Before I went out to the ALA Annual Conference this summer, I made a list of books that I wanted to look for in potential ARC form. I also sat down and tried to figure out which publishing house was where on the map so I could be the most efficient in finding said potential books. There were some that I put little stars next to, denoting that these were the books I was most excited for, and “Shutter” by Ramona Emerson was one of those books. I had stumbled upon the description of this book online, and it just called out to me. An Indigenous author combining a gritty detective procedural with a story of a woman who can see ghosts at the crime scene she photographs? In Albuquerque, when New Mexico is one of my favorite states?! HELL YES I WANT THIS BOOK! And I was so thrilled when it was available. I finally sat down to read it about a month after the conference, and let me tell you, I was not disappointed.

The first big thing is that, as we all know, I am a HUGE sucker for stories with people who can see ghosts.
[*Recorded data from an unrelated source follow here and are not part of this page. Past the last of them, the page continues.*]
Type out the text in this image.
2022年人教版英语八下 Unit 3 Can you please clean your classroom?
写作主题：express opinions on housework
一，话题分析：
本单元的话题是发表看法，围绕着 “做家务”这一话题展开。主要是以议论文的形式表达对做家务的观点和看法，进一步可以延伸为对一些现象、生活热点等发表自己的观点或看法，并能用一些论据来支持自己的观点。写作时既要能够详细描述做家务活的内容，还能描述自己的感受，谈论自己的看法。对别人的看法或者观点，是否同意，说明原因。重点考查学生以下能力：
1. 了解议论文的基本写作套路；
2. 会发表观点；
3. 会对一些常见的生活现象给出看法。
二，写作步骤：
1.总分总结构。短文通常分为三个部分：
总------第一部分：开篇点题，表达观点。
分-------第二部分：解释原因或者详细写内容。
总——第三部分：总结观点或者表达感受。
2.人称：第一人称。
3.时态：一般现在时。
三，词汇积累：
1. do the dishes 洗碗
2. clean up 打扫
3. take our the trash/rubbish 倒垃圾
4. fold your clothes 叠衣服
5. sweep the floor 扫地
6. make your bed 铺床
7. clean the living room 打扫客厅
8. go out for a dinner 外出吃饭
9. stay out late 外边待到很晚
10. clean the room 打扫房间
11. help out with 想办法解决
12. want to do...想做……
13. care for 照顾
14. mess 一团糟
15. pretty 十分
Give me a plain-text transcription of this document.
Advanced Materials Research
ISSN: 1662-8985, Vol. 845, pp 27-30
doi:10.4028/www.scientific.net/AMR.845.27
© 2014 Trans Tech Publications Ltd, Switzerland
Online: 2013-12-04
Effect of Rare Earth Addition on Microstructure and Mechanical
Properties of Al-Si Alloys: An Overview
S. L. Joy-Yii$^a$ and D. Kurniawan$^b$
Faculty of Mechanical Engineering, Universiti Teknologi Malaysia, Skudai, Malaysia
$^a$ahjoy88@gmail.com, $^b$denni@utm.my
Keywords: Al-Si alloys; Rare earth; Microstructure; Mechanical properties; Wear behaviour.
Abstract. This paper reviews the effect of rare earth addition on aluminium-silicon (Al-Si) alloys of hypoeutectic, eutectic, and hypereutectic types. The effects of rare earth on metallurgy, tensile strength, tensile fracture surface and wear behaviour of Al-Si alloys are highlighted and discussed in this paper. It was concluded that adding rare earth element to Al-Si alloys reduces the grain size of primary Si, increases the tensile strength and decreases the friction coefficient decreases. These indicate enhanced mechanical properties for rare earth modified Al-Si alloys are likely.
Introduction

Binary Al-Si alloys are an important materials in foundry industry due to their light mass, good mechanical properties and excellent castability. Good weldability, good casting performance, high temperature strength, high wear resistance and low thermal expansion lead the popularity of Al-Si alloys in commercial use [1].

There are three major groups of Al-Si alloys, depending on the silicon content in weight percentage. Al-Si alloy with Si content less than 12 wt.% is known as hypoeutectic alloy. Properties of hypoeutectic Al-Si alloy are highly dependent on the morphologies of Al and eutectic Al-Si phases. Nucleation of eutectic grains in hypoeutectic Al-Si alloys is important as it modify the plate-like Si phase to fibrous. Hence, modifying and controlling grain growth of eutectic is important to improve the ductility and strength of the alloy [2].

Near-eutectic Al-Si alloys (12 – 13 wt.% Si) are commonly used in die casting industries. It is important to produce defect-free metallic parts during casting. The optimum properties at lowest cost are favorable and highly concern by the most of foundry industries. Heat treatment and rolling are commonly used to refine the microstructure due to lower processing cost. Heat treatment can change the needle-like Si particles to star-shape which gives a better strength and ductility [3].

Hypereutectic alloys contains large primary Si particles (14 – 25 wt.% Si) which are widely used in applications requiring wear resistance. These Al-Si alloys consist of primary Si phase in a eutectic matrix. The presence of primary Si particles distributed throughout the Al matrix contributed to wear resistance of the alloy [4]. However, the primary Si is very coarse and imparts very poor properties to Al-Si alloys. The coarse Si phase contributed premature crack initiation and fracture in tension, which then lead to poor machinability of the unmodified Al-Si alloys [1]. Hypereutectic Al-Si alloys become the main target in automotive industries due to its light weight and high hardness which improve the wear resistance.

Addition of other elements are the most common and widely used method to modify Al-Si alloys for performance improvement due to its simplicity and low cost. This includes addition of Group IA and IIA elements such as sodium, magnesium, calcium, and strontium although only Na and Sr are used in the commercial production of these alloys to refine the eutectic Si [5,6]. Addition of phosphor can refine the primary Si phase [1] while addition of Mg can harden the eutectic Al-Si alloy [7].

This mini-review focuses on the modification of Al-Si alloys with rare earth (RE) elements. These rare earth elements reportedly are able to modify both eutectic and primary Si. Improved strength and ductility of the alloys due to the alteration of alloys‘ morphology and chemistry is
I love the idea of a person communicating with the dead, and so help me, if it helps solve a crime and gets tangled up in a procedural setting, I am going to be SO ON TOP OF THAT. And Emerson nails that entire concept here with a really likable medium protagonist, a well established psychic connection to the dead, and how that can both help and hinder her (and it’s mostly hinder her) in her professional and day to day life. I love the idea of the dead not being at all chill about finding someone they think can help them, and then becoming so obsessed with her that THAT is one of the scariest things. In so many stories like this the medium just assists the ghosts because that’s just the right thing to do. In “Shutter”, the ghost in question, Erma, is a complete psychotic asshole who is making Ramona’s life a living hell, and watching it escalate is creepy and scary. I also liked the kinder and gentler interactions between Ramona and ghosts, mostly those from her childhood where her deceased grandfather would come to visit. But along with all that, I also LOVED how Emerson brings an Indigenous perspective to this, and how for Ramona as a Navajo woman seeing the dead is incredibly taboo and something that makes those in her community wary of her, as well as worried for her. Because of this, she cuts herself off from her culture in some ways, and it reflects a lot of the tragic ways that Indigenous people can lose grasps on their identities in a reality that doesn’t involve ghosts.

But this is also a solid procedural thriller, that mixes in gritty detective drama, cartel threats, and a very real and malevolent undercurrent of police corruption that is rotting at the systemic level. While it is true that Erma is a pain in the ass and genuinely creepy at times, the real threat to Ramona is getting too close to not only dangerous drug runners, but also realizing that the supposed ‘good guys’ that she works with can be just and threatening, as law enforcement has its own problems with violent, dangerous people working within it. Emerson also addresses how Rita, as an Indigenous woman, had bad run ins with police as a kid, where she tried to use her powers to help solve a murder, but then was zeroed in on as a potential suspect as opposed to someone with information. Sometimes procedurals get lost in the idea of good police working against the odds, and maybe address a smattering of bad cops here or there while being sure to show that the hero cops are righteous and true. I always kind of like it more these days when stories about law enforcement, even those that follow detectives and police, are more honest about the serious problems law enforcement in this country has in regards to racism and corruption, and “Shutter” addresses it very well.

If you love a good detective story, and if you love a good story about people who talk to ghosts, absolutely pick up “Shutter”. I thoroughly enjoyed it.

Rating 8: Heavy, creepy, and suspenseful, “Shutter” is an awesome horror twist on a procedural mystery.

Reader’s Advisory:

“Shutter” isn’t on any Goodreads lists as of yet, but I think it would fit in on “Not the ‘Normal’ Paranormal”.